Democrat Erin Mendenhall spoke to supporters with totals showing her winning 59 percent of the votes cast with more ballots to be tallied. It is the city's first all-female race, which shows young women what's possible, she said.
"Girls, come and get this. It is yours," said Mendenhall.
Democrat Sen. Luz Escamilla, meanwhile, said her run so far has raised the profile for women of color in the conservative state.
"We're here, we're going to wait until every last vote is counted. We believe strongly that is important for us," said Escamilla, who has received about 41 percent of the votes counted.
Mendenhall didn't declare victory, and additional results are expected to be released on Thursday. Elections workers are tallying the latest by-mail ballots that take longer to verify and count. Salt Lake County Clerk Sherrie Swensen said she didn't know how many mail-in ballots remain, since voters had been dropping them off at polling places throughout Tuesday.
Escamilla, 41, has touted her decade of experience as a senator working with lawmakers in the GOP-dominated the state Legislature, and said she'd bring an important perspective coming from the city's traditionally working class west side.

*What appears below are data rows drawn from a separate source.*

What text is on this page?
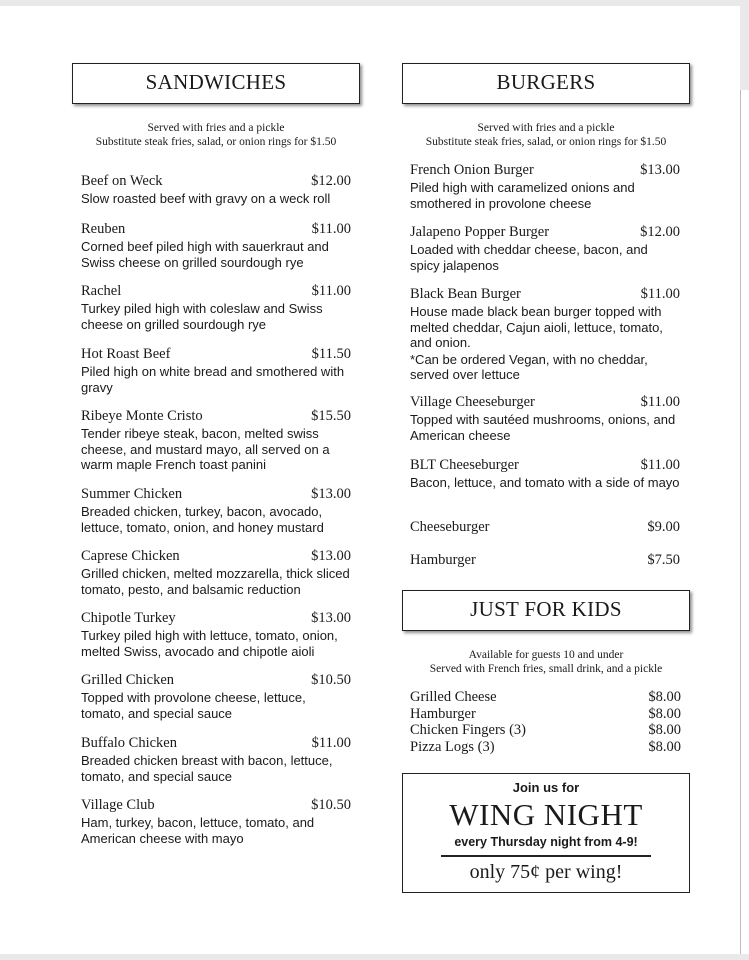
SANDWICHES
Served with fries and a pickle
Substitute steak fries, salad, or onion rings for $1.50
Beef on Weck	$12.00
Slow roasted beef with gravy on a weck roll
Reuben	$11.00
Corned beef piled high with sauerkraut and Swiss cheese on grilled sourdough rye
Rachel	$11.00
Turkey piled high with coleslaw and Swiss cheese on grilled sourdough rye
Hot Roast Beef	$11.50
Piled high on white bread and smothered with gravy
Ribeye Monte Cristo	$15.50
Tender ribeye steak, bacon, melted swiss cheese, and mustard mayo, all served on a warm maple French toast panini
Summer Chicken	$13.00
Breaded chicken, turkey, bacon, avocado, lettuce, tomato, onion, and honey mustard
Caprese Chicken	$13.00
Grilled chicken, melted mozzarella, thick sliced tomato, pesto, and balsamic reduction
Chipotle Turkey	$13.00
Turkey piled high with lettuce, tomato, onion, melted Swiss, avocado and chipotle aioli
Grilled Chicken	$10.50
Topped with provolone cheese, lettuce, tomato, and special sauce
Buffalo Chicken	$11.00
Breaded chicken breast with bacon, lettuce, tomato, and special sauce
Village Club	$10.50
Ham, turkey, bacon, lettuce, tomato, and American cheese with mayo
BURGERS
Served with fries and a pickle
Substitute steak fries, salad, or onion rings for $1.50
French Onion Burger	$13.00
Piled high with caramelized onions and smothered in provolone cheese
Jalapeno Popper Burger	$12.00
Loaded with cheddar cheese, bacon, and spicy jalapenos
Black Bean Burger	$11.00
House made black bean burger topped with melted cheddar, Cajun aioli, lettuce, tomato, and onion.
*Can be ordered Vegan, with no cheddar, served over lettuce
Village Cheeseburger	$11.00
Topped with sautéed mushrooms, onions, and American cheese
BLT Cheeseburger	$11.00
Bacon, lettuce, and tomato with a side of mayo
Cheeseburger	$9.00
Hamburger	$7.50
JUST FOR KIDS
Available for guests 10 and under
Served with French fries, small drink, and a pickle
Grilled Cheese	$8.00
Hamburger	$8.00
Chicken Fingers (3)	$8.00
Pizza Logs (3)	$8.00
Join us for
WING NIGHT
every Thursday night from 4-9!
only 75¢ per wing!
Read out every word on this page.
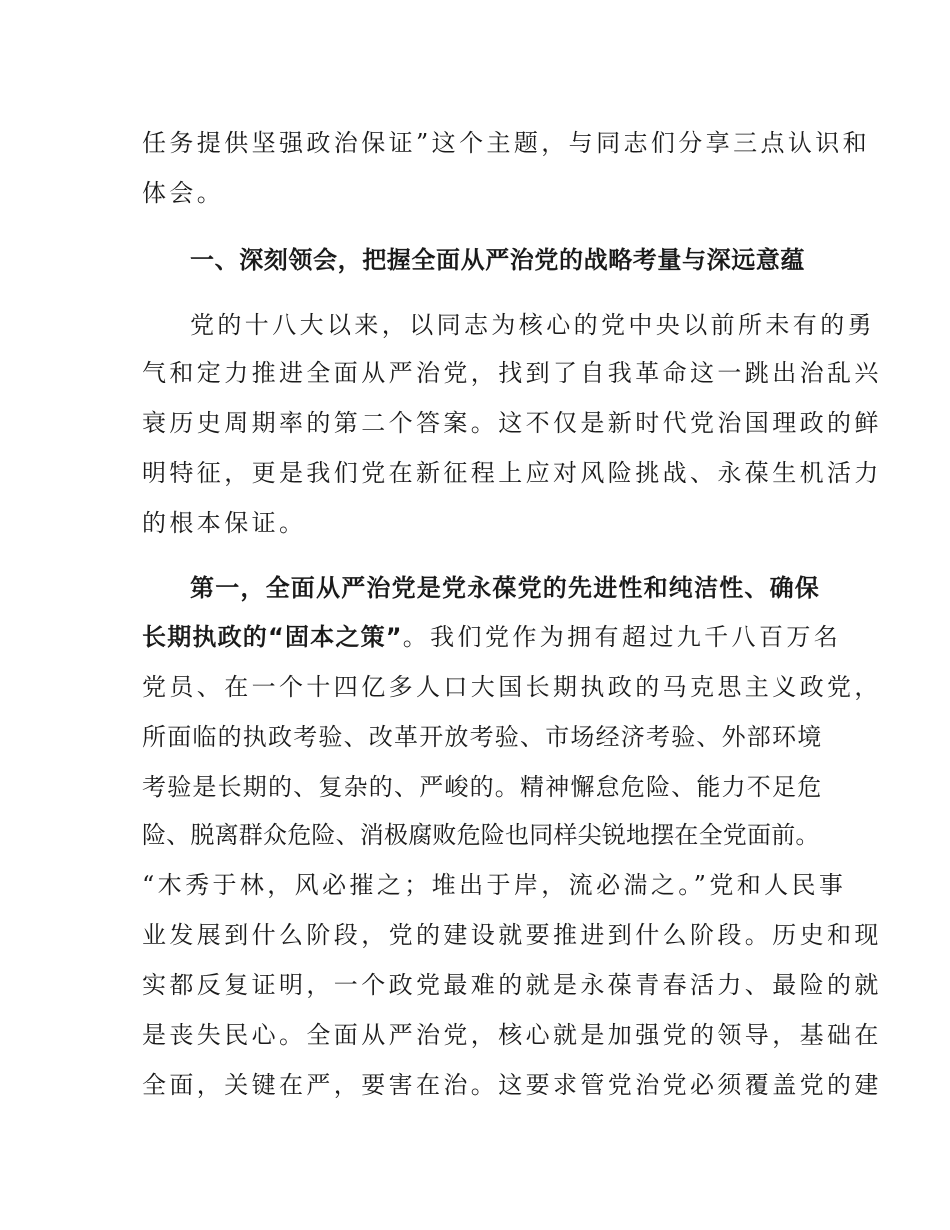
任务提供坚强政治保证”这个主题，与同志们分享三点认识和
体会。
一、深刻领会，把握全面从严治党的战略考量与深远意蕴
党的十八大以来，以同志为核心的党中央以前所未有的勇
气和定力推进全面从严治党，找到了自我革命这一跳出治乱兴
衰历史周期率的第二个答案。这不仅是新时代党治国理政的鲜
明特征，更是我们党在新征程上应对风险挑战、永葆生机活力
的根本保证。
第一，全面从严治党是党永葆党的先进性和纯洁性、确保
长期执政的“固本之策”。我们党作为拥有超过九千八百万名
党员、在一个十四亿多人口大国长期执政的马克思主义政党，
所面临的执政考验、改革开放考验、市场经济考验、外部环境
考验是长期的、复杂的、严峻的。精神懈怠危险、能力不足危
险、脱离群众危险、消极腐败危险也同样尖锐地摆在全党面前。
“木秀于林，风必摧之；堆出于岸，流必湍之。”党和人民事
业发展到什么阶段，党的建设就要推进到什么阶段。历史和现
实都反复证明，一个政党最难的就是永葆青春活力、最险的就
是丧失民心。全面从严治党，核心就是加强党的领导，基础在
全面，关键在严，要害在治。这要求管党治党必须覆盖党的建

She grew up in Mexico, came to Utah as a college student and became a citizen in 2004. Along with being the first ethnic-minority mayor, she'd also be the first member of The Church of Jesus Christ of Latter-day Saints to serve in the role in more than three decades. The issue surfaced when former mayor Rocky Anderson raised concerns she could be deferential to the conservative Utah-based faith. It's headquartered in Salt Lake, but many residents don't agree with its leaders politically.

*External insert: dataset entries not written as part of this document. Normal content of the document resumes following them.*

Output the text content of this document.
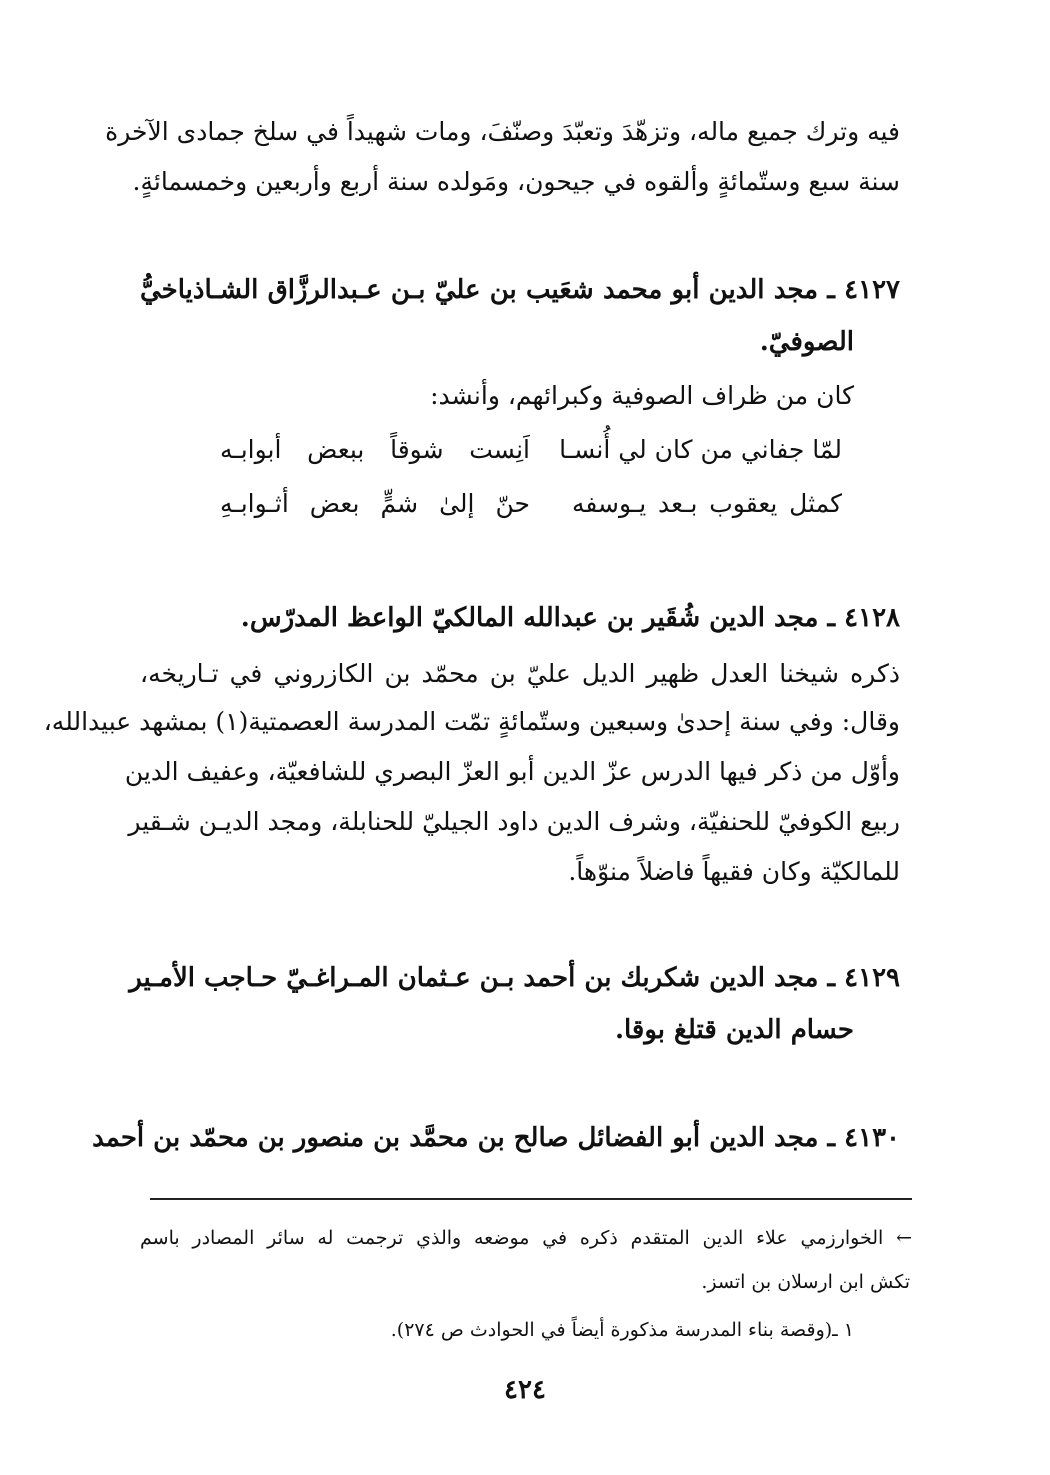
فيه وترك جميع ماله، وتزهّدَ وتعبّدَ وصنّفَ، ومات شهيداً في سلخ جمادى الآخرة
سنة سبع وستّمائةٍ وألقوه في جيحون، ومَولده سنة أربع وأربعين وخمسمائةٍ.
٤١٢٧ ـ مجد الدين أبو محمد شعَيب بن عليّ بـن عـبدالرزَّاق الشـاذياخيُّ
الصوفيّ.
كان من ظراف الصوفية وكبرائهم، وأنشد:
لمّا جفاني من كان لي أُنسـا
اَنِست شوقاً ببعض أبوابـه
كمثل يعقوب بـعد يـوسفه
حنّ إلىٰ شمٍّ بعض أثـوابـهِ
٤١٢٨ ـ مجد الدين شُقَير بن عبدالله المالكيّ الواعظ المدرّس.
ذكره شيخنا العدل ظهير الديل عليّ بن محمّد بن الكازروني في تـاريخه،
وقال: وفي سنة إحدىٰ وسبعين وستّمائةٍ تمّت المدرسة العصمتية(١) بمشهد عبيدالله،
وأوّل من ذكر فيها الدرس عزّ الدين أبو العزّ البصري للشافعيّة، وعفيف الدين
ربيع الكوفيّ للحنفيّة، وشرف الدين داود الجيليّ للحنابلة، ومجد الديـن شـقير
للمالكيّة وكان فقيهاً فاضلاً منوّهاً.
٤١٢٩ ـ مجد الدين شكربك بن أحمد بـن عـثمان المـراغـيّ حـاجب الأمـير
حسام الدين قتلغ بوقا.
٤١٣٠ ـ مجد الدين أبو الفضائل صالح بن محمَّد بن منصور بن محمّد بن أحمد
← الخوارزمي علاء الدين المتقدم ذكره في موضعه والذي ترجمت له سائر المصادر باسم
تكش ابن ارسلان بن اتسز.
١ ـ(وقصة بناء المدرسة مذكورة أيضاً في الحوادث ص ٢٧٤).
٤٢٤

Escamilla called Anderson's criticism insulting and pointed to her progressive record at the Legislature.
Her opponent didn't capitalize on the dust-up, instead condemning "attacks on faith," and saying they had no place in politics. Mendenhall, 39, has argued her two terms on the council have given her a deep understanding of city government. She also points to her record as an activist for clean air in a valley where weather conditions can cause pollution to become trapped and temporarily make the city's air the dirtiest in the country.
She won a crowded primary after deploying a strong get-out-the-vote effort, with Escamilla coming in second. Both have pledged to tackle issues like homelessness and affordable housing. They also both oppose a massive planned distribution hub known as the inland port that's drawn fierce protest for its potential environmental impact.
Escamilla has critiqued Mendenhall on the inland port, saying her votes on the city council helped make it possible. Mendenhall has pushed back, calling that criticism "revisionist history."
The winner will replace Jackie Biskupski, the city's first openly LGBTQ mayor. She decided not to run again, citing an unspecified family situation.